While ammunition and weapons continue to evolve, strategists may never again be able to utilize an offensive force as sinister as the semi-invisible chemical attack, which has been a part of warfare for over 2000 years. The Spartans had their wells poisoned by the Athenians around 600 B.C., while Genghis Khan would catapult burning sulfur pitch over fortified walls by 1200 A.D. But it wasn’t until German troops launched chlorine gas at Allied forces in Belgium in 1915 that the deadly potential of poison mist was realized. Unable to recognize what was happening, the soldiers collapsed and created a near-instant pile of nearly 1000 bodies. By war’s end, 90,000 deaths and a million serious injuries were attributed to mustard and other gases. The approach was so insidious that most of the world’s leading powers signed the Geneva Protocol banning their use in combat.


In the Middle Ages and even further back, it was difficult for commanders to pass along orders or updates with any real immediacy. Soldiers would have to hope their initial strategies would be relevant as they plowed forward. But the introduction of the telegraph in the 1800s allowed ground forces to recognize and react to changing situations, influencing both offensive and defensive decisions.


When weapons were made by hand, their numbers were limited, but with the advent of factory manufacturing, soldiers now had more access to deadly close-range weaponry than ever. Some armies, however, were slow to catch on, sticking to formations that had no practical use when the enemy had such an abundance of firepower.


Napoleon was famous for instituting his bull-nosed approach to warfare: He wanted his men to swarm into battle and kill as many as possible, with little concern for what might be gained strategically. The model of sheer destruction gave him victory, but also led to untold casualties on both sides of any given conflict. Napoleon assumed deaths would occur on both sides, so he gave his own losses no mind. His approach is often referred to as “annihilation” and was carried out as late as World War II.


Used heavily in the Vietnam War, this compound was originally developed during World War II and added dangerous efficacy to bombing runs. Its expansive detonation areas resulted in significant casualties; when deployed during explosions, the tarry, jelly-like substance burned hot and stuck to skin, creating severe wounds that caused protracted suffering. In one 1945 run, Japanese forces were smothered under 690,000 pounds of Napalm, resulting in 100,000 deaths in a single evening.


Thanks to the advent of unmanned aircraft, resistance against an enemy has taken on a new and potentially devastating form. Drones navigated offsite can drop into an area of conflict and take out targets with no or minimal risk to personnel—although critics charge that such attacks can come at the cost of civilian lives. As of 2015, more than 450 drone strikes were authorized by U.S. military forces.

7. GPS

During the Iraqi conflict of 1991, U.S. forces relied heavily on GPS to track and locate both opposing soldiers and their key supply facilities.
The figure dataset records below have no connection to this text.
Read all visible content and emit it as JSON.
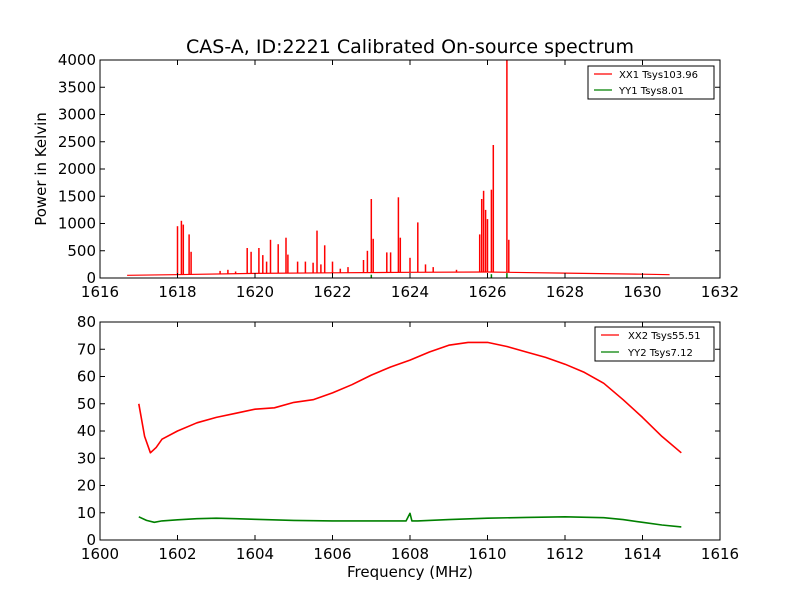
{
  "figure": {
    "title": "CAS-A, ID:2221 Calibrated On-source spectrum",
    "shared_xlabel": "Frequency (MHz)"
  },
  "colors": {
    "xx": "#ff0000",
    "yy": "#008000",
    "axis": "#000000",
    "background": "#ffffff"
  },
  "chart_data": [
    {
      "type": "line",
      "title": "CAS-A, ID:2221 Calibrated On-source spectrum",
      "ylabel": "Power in Kelvin",
      "xlabel": "",
      "xlim": [
        1616,
        1632
      ],
      "ylim": [
        0,
        4000
      ],
      "xticks": [
        "1616",
        "1618",
        "1620",
        "1622",
        "1624",
        "1626",
        "1628",
        "1630",
        "1632"
      ],
      "yticks": [
        "0",
        "500",
        "1000",
        "1500",
        "2000",
        "2500",
        "3000",
        "3500",
        "4000"
      ],
      "grid": false,
      "legend_position": "top-right",
      "baseline": [
        [
          1616.7,
          50
        ],
        [
          1617.9,
          60
        ],
        [
          1620,
          85
        ],
        [
          1622,
          95
        ],
        [
          1624,
          105
        ],
        [
          1626,
          110
        ],
        [
          1628,
          90
        ],
        [
          1630,
          70
        ],
        [
          1630.7,
          60
        ]
      ],
      "series": [
        {
          "name": "XX1 Tsys103.96",
          "color": "#ff0000",
          "peaks": [
            [
              1618.0,
              950
            ],
            [
              1618.1,
              1050
            ],
            [
              1618.15,
              980
            ],
            [
              1618.3,
              800
            ],
            [
              1618.35,
              480
            ],
            [
              1619.1,
              130
            ],
            [
              1619.3,
              150
            ],
            [
              1619.5,
              120
            ],
            [
              1619.8,
              550
            ],
            [
              1619.9,
              480
            ],
            [
              1620.1,
              550
            ],
            [
              1620.2,
              420
            ],
            [
              1620.3,
              300
            ],
            [
              1620.4,
              700
            ],
            [
              1620.6,
              620
            ],
            [
              1620.8,
              740
            ],
            [
              1620.85,
              430
            ],
            [
              1621.1,
              300
            ],
            [
              1621.3,
              300
            ],
            [
              1621.5,
              280
            ],
            [
              1621.6,
              870
            ],
            [
              1621.7,
              250
            ],
            [
              1621.8,
              600
            ],
            [
              1622.0,
              300
            ],
            [
              1622.2,
              170
            ],
            [
              1622.4,
              200
            ],
            [
              1622.8,
              330
            ],
            [
              1622.9,
              500
            ],
            [
              1623.0,
              1450
            ],
            [
              1623.05,
              720
            ],
            [
              1623.4,
              470
            ],
            [
              1623.5,
              470
            ],
            [
              1623.7,
              1480
            ],
            [
              1623.75,
              740
            ],
            [
              1624.0,
              370
            ],
            [
              1624.2,
              1020
            ],
            [
              1624.4,
              250
            ],
            [
              1624.6,
              200
            ],
            [
              1625.2,
              150
            ],
            [
              1625.5,
              120
            ],
            [
              1625.8,
              800
            ],
            [
              1625.85,
              1450
            ],
            [
              1625.9,
              1600
            ],
            [
              1625.95,
              1250
            ],
            [
              1626.0,
              1080
            ],
            [
              1626.1,
              1620
            ],
            [
              1626.15,
              2440
            ],
            [
              1626.5,
              4000
            ],
            [
              1626.55,
              700
            ]
          ]
        },
        {
          "name": "YY1 Tsys8.01",
          "color": "#008000",
          "peaks": [
            [
              1623.0,
              60
            ],
            [
              1626.1,
              70
            ],
            [
              1626.5,
              90
            ]
          ]
        }
      ]
    },
    {
      "type": "line",
      "title": "",
      "ylabel": "",
      "xlabel": "Frequency (MHz)",
      "xlim": [
        1600,
        1616
      ],
      "ylim": [
        0,
        80
      ],
      "xticks": [
        "1600",
        "1602",
        "1604",
        "1606",
        "1608",
        "1610",
        "1612",
        "1614",
        "1616"
      ],
      "yticks": [
        "0",
        "10",
        "20",
        "30",
        "40",
        "50",
        "60",
        "70",
        "80"
      ],
      "grid": false,
      "legend_position": "top-right",
      "series": [
        {
          "name": "XX2 Tsys55.51",
          "color": "#ff0000",
          "x": [
            1601.0,
            1601.15,
            1601.3,
            1601.45,
            1601.6,
            1602.0,
            1602.5,
            1603.0,
            1603.5,
            1604.0,
            1604.5,
            1605.0,
            1605.5,
            1606.0,
            1606.5,
            1607.0,
            1607.5,
            1608.0,
            1608.5,
            1609.0,
            1609.5,
            1610.0,
            1610.5,
            1611.0,
            1611.5,
            1612.0,
            1612.5,
            1613.0,
            1613.5,
            1614.0,
            1614.5,
            1615.0
          ],
          "values": [
            50,
            38,
            32,
            34,
            37,
            40,
            43,
            45,
            46.5,
            48,
            48.5,
            50.5,
            51.5,
            54,
            57,
            60.5,
            63.5,
            66,
            69,
            71.5,
            72.5,
            72.5,
            71,
            69,
            67,
            64.5,
            61.5,
            57.5,
            51.5,
            45,
            38,
            32
          ]
        },
        {
          "name": "YY2 Tsys7.12",
          "color": "#008000",
          "x": [
            1601.0,
            1601.2,
            1601.4,
            1601.6,
            1602.0,
            1602.5,
            1603.0,
            1603.5,
            1604.0,
            1605.0,
            1606.0,
            1607.0,
            1607.9,
            1608.0,
            1608.05,
            1608.2,
            1609.0,
            1610.0,
            1611.0,
            1612.0,
            1613.0,
            1613.5,
            1614.0,
            1614.5,
            1615.0
          ],
          "values": [
            8.5,
            7.2,
            6.5,
            7.0,
            7.4,
            7.8,
            8.0,
            7.8,
            7.6,
            7.2,
            7.0,
            7.0,
            7.0,
            9.8,
            7.0,
            7.0,
            7.5,
            8.0,
            8.3,
            8.5,
            8.2,
            7.5,
            6.5,
            5.5,
            4.8
          ]
        }
      ]
    }
  ]
}
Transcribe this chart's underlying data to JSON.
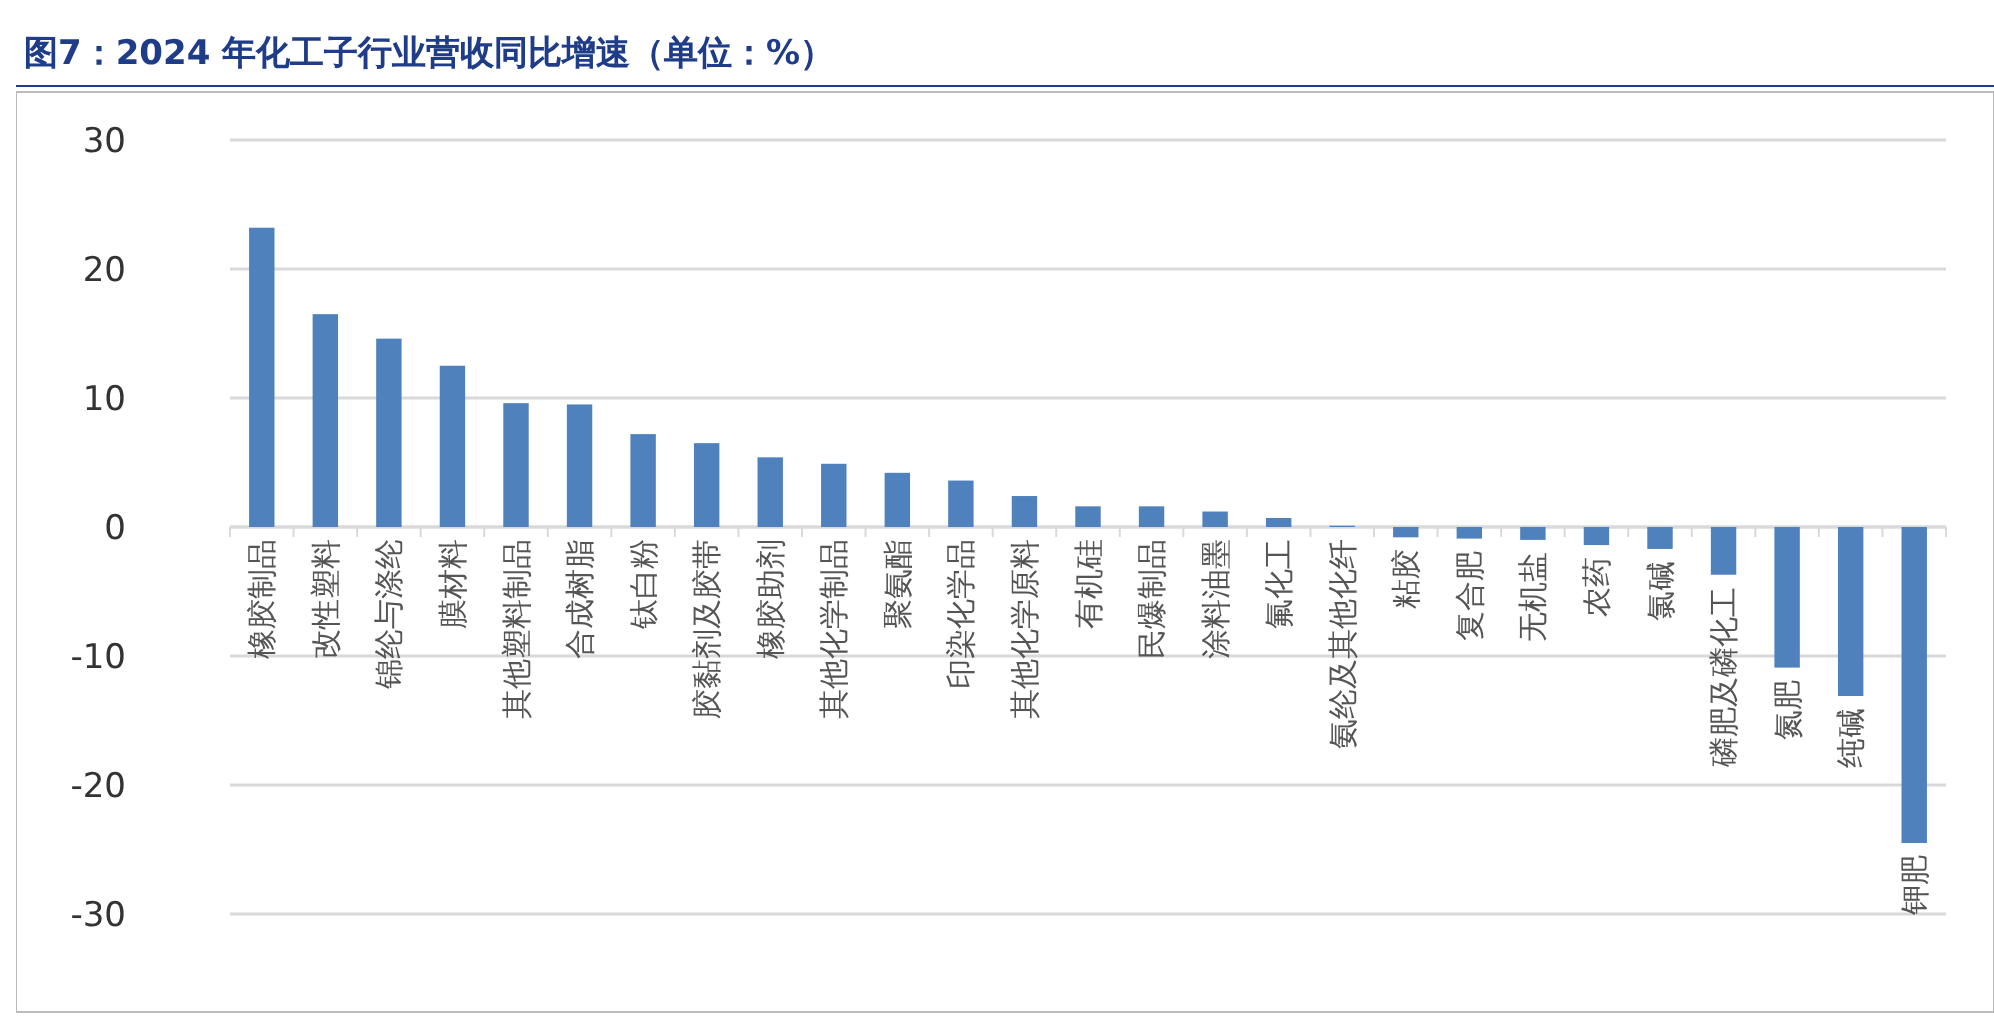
{
  "chart_data": {
    "type": "bar",
    "title": "图7：2024 年化工子行业营收同比增速（单位：%）",
    "categories": [
      "橡胶制品",
      "改性塑料",
      "锦纶与涤纶",
      "膜材料",
      "其他塑料制品",
      "合成树脂",
      "钛白粉",
      "胶黏剂及胶带",
      "橡胶助剂",
      "其他化学制品",
      "聚氨酯",
      "印染化学品",
      "其他化学原料",
      "有机硅",
      "民爆制品",
      "涂料油墨",
      "氟化工",
      "氨纶及其他化纤",
      "粘胶",
      "复合肥",
      "无机盐",
      "农药",
      "氯碱",
      "磷肥及磷化工",
      "氮肥",
      "纯碱",
      "钾肥"
    ],
    "values": [
      23.2,
      16.5,
      14.6,
      12.5,
      9.6,
      9.5,
      7.2,
      6.5,
      5.4,
      4.9,
      4.2,
      3.6,
      2.4,
      1.6,
      1.6,
      1.2,
      0.7,
      0.1,
      -0.8,
      -0.9,
      -1.0,
      -1.4,
      -1.7,
      -3.7,
      -10.9,
      -13.1,
      -24.5
    ],
    "color": "#4f81bd",
    "ylim": [
      -30,
      30
    ],
    "yticks": [
      -30,
      -20,
      -10,
      0,
      10,
      20,
      30
    ],
    "grid": "y"
  }
}
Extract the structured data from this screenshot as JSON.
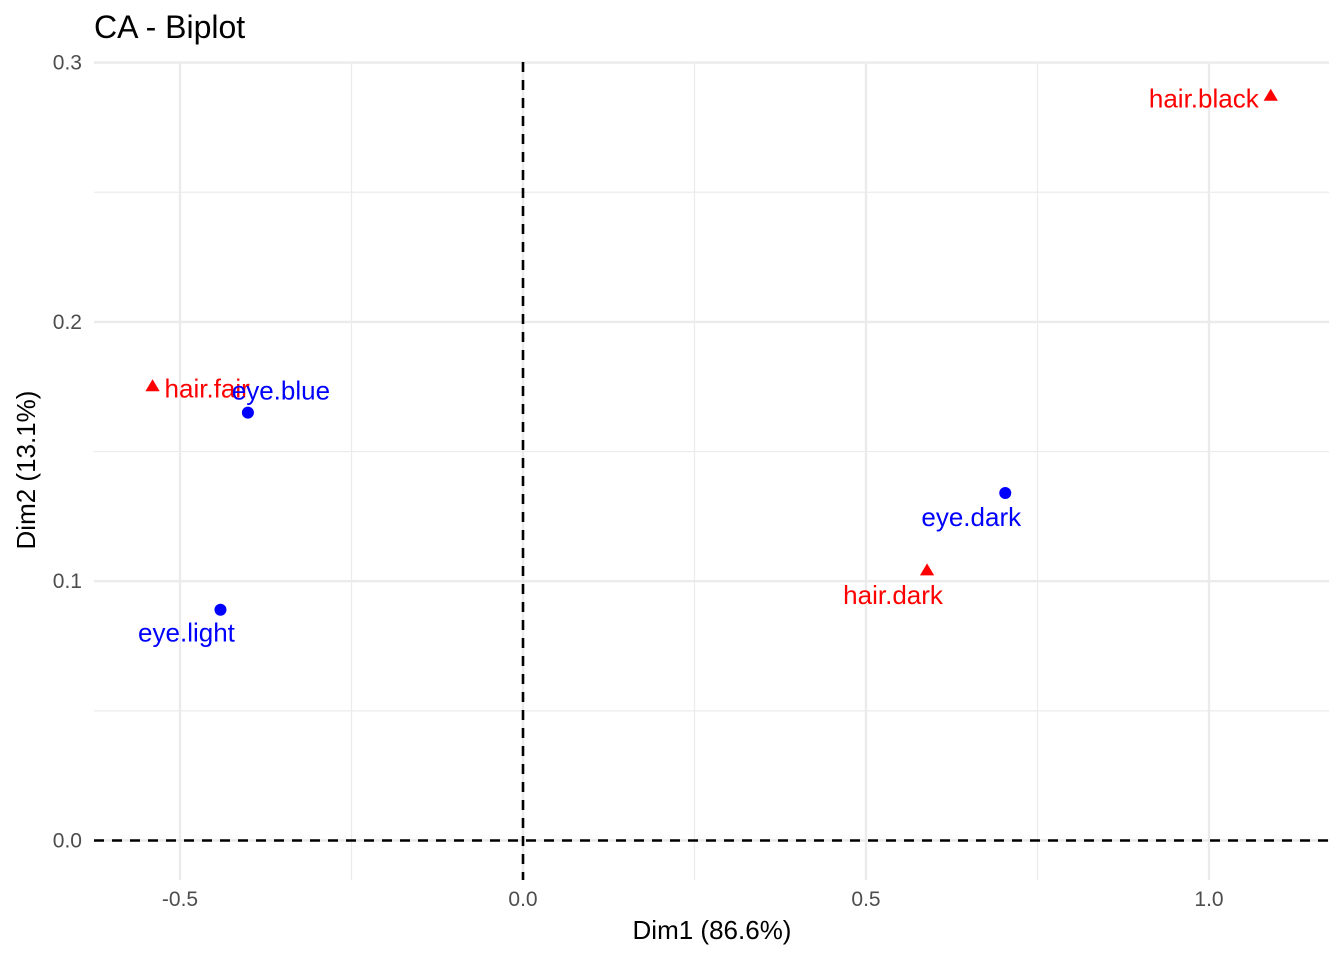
{
  "chart_data": {
    "type": "scatter",
    "title": "CA - Biplot",
    "xlabel": "Dim1 (86.6%)",
    "ylabel": "Dim2 (13.1%)",
    "xlim": [
      -0.625,
      1.175
    ],
    "ylim": [
      -0.013,
      0.3
    ],
    "x_ticks": [
      -0.5,
      0.0,
      0.5,
      1.0
    ],
    "x_tick_labels": [
      "-0.5",
      "0.0",
      "0.5",
      "1.0"
    ],
    "y_ticks": [
      0.0,
      0.1,
      0.2,
      0.3
    ],
    "y_tick_labels": [
      "0.0",
      "0.1",
      "0.2",
      "0.3"
    ],
    "grid": true,
    "reference_lines": {
      "x": 0,
      "y": 0,
      "style": "dashed"
    },
    "series": [
      {
        "color": "#ff0000",
        "marker": "triangle",
        "points": [
          {
            "label": "hair.black",
            "x": 1.09,
            "y": 0.287
          },
          {
            "label": "hair.fair",
            "x": -0.54,
            "y": 0.175
          },
          {
            "label": "hair.dark",
            "x": 0.589,
            "y": 0.104
          }
        ]
      },
      {
        "color": "#0000ff",
        "marker": "circle",
        "points": [
          {
            "label": "eye.blue",
            "x": -0.401,
            "y": 0.165
          },
          {
            "label": "eye.dark",
            "x": 0.703,
            "y": 0.134
          },
          {
            "label": "eye.light",
            "x": -0.441,
            "y": 0.089
          }
        ]
      }
    ]
  }
}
For the first time, pilots and other gunners could precisely follow targets and deploy explosives with pinpoint accuracy.


War has not always been an unceasing assault against the opposing party: Commanders would routinely plan two to four concentrated attacks in a day owing to rationed firepower. But with the advent of technology that increases an armed force’s capabilities—especially at night—it’s not uncommon to see 12 to 14 combat “pulses” (attacks) in a 24-hour cycle.


In order to hasten a conclusion to the Civil War, Union General William Sherman made no exemptions for civilians on the opposing side. He tore up railroad tracks, ravaged food supplies, and burned down homes, all in an effort to dilute the resources of the men and women who supported the Confederate cause. His tactic wound up sparing lives overall by expediting the end of the conflict, and despite its (many) critics, the philosophy of “total war” has been used ever since—most notably in the nuclear bombing of Hiroshima and Nagasaki that effectively ended World War II.